[ensembl-dev] VEP installation problems - unable to install GRCh37 caches
Paul Hatton
P.S.HATTON at bham.ac.uk
Tue Apr 26 17:09:32 BST 2016
Cyriac,
I have to send abject apologies - I had omitted the
cat $VEP_DATA/*_vep_84_GRC{h37,h38,m38}.tar.gz | tar -izxf - -C $VEP_DATA
command, and all is fine now. I had been looking at the instructions for so long that my eyes glazed over. It worked fine with the combined
convert_cache.pl --species homo_sapiens,mus_musculus --version 84_GRCh37,84_GRCh38,84_GRCm38 --dir $VEP_DATA
command, and the example program on the gist ran absolutely fine.
Many thanks for pointing me to the gist and apologies again for my error at the final hurdle.
Regards
--
Paul Hatton
High Performance Computing and Visualisation Specialist
IT Services, The University of Birmingham
Ph: 0121-414-3994 Mob: 07785-977340 Skype: P.S.Hatton
[Service Manager, Birmingham Environment for Academic Research]
[ http://www.birmingham.ac.uk/bear ]
[Also Technical Director, IBM Visual and Spatial Technology Centre]

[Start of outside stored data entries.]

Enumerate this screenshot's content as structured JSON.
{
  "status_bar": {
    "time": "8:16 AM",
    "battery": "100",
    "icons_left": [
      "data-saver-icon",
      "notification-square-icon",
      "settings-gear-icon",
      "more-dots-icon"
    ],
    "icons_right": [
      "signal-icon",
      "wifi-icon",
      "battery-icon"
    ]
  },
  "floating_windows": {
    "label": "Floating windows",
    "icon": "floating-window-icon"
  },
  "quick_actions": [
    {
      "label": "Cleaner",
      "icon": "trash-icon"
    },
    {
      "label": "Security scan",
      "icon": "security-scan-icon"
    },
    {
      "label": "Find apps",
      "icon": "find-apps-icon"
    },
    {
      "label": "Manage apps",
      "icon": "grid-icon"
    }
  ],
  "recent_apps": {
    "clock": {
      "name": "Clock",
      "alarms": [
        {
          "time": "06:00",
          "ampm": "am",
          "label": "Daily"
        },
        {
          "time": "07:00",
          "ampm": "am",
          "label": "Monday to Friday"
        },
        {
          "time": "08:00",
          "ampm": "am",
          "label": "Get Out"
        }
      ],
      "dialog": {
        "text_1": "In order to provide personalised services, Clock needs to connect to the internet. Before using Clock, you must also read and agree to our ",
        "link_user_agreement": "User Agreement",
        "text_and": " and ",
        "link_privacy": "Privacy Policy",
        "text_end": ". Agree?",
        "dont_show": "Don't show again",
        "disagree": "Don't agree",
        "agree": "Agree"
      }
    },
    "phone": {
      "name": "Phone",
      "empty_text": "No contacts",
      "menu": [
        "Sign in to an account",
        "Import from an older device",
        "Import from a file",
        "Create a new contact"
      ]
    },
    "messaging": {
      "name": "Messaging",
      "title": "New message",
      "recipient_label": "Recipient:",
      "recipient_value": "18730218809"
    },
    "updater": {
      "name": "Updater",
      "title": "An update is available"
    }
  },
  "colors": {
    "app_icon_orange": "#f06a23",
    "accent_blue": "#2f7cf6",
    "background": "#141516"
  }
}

From: Cyriac Kandoth [mailto:kandoth at cbio.mskcc.org]
Sent: 25 April 2016 23:22
To: Paul Hatton
Cc: Ensembl developers list
Subject: Re: [ensembl-dev] VEP installation problems - unable to install GRCh37 caches
I'm unable to reproduce that error. But looking at the code, it appears to happen if you're missing the "info.txt" file in a cache folder. Check for them like this:
$ ll -h $VEP_DATA/{homo_sapiens,mus_musculus}/*/info.txt
-rw-r--r-- 1 kandoth pwgmgr 786 Feb 26 16:03 /opt/common/CentOS_6-dev/vep/v84/homo_sapiens/84_GRCh37/info.txt
-rw-r--r-- 1 kandoth pwgmgr 1.4K Feb 29 12:31 /opt/common/CentOS_6-dev/vep/v84/homo_sapiens/84_GRCh38/info.txt
-rw-r--r-- 1 kandoth pwgmgr 533 Feb 23 10:14 /opt/common/CentOS_6-dev/vep/v84/mus_musculus/84_GRCm38/info.txt
If your info.txt files are missing, then one of the steps before "convert_cache.pl<http://convert_cache.pl>" was skipped. E.g. make sure you didn't forget to untar those cache tarballs after rsync-ing them.
~Cyriac
On Mon, Apr 25, 2016 at 1:01 PM, Paul Hatton <P.S.HATTON at bham.ac.uk<mailto:P.S.HATTON at bham.ac.uk>> wrote:
Afraid not:
[vep 17:57] $ perl ./convert_cache.pl<http://convert_cache.pl> --species mus_musculus --version 84_GRCm38 --dir $VEP_DATA
2016-04-25 17:58:10 - Processing mus_musculus
2016-04-25 17:58:10 - Processing version 84_GRCm38
Can't use an undefined value as an ARRAY reference at ./convert_cache.pl<http://convert_cache.pl> line 188.
Not sure if this helps:
[vep 18:00] $ ll -h $VEP_DATA
total 13G
-rw-r--r-- 1 appmaint appmaint 1.7G Apr 24 17:32 ExAC.r0.3.sites.minus_somatic.vcf.gz
-rw-r--r-- 1 appmaint appmaint 800K Apr 24 17:35 ExAC.r0.3.sites.minus_somatic.vcf.gz.tbi
drwxr-xr-x 4 appmaint appmaint 512 Apr 24 17:03 homo_sapiens
-r-x------ 1 appmaint appmaint 4.8G Apr 24 16:42 homo_sapiens_vep_84_GRCh37.tar.gz
-r-x------ 1 appmaint appmaint 4.8G Apr 24 16:42 homo_sapiens_vep_84_GRCh38.tar.gz
drwxr-xr-x 3 appmaint appmaint 512 Apr 24 17:17 mus_musculus
-r-x------ 1 appmaint appmaint 1.4G Apr 24 16:42 mus_musculus_vep_84_GRCm38.tar.gz
drwxr-xr-x 2 appmaint appmaint 512 Apr 24 16:59 Plugins
Regards
--
Paul Hatton
High Performance Computing and Visualisation Specialist
IT Services, The University of Birmingham
Ph: 0121-414-3994 Mob:07785 977340 Skype:P.S.Hatton
[Service Manager, Birmingham Environment for Academic Research]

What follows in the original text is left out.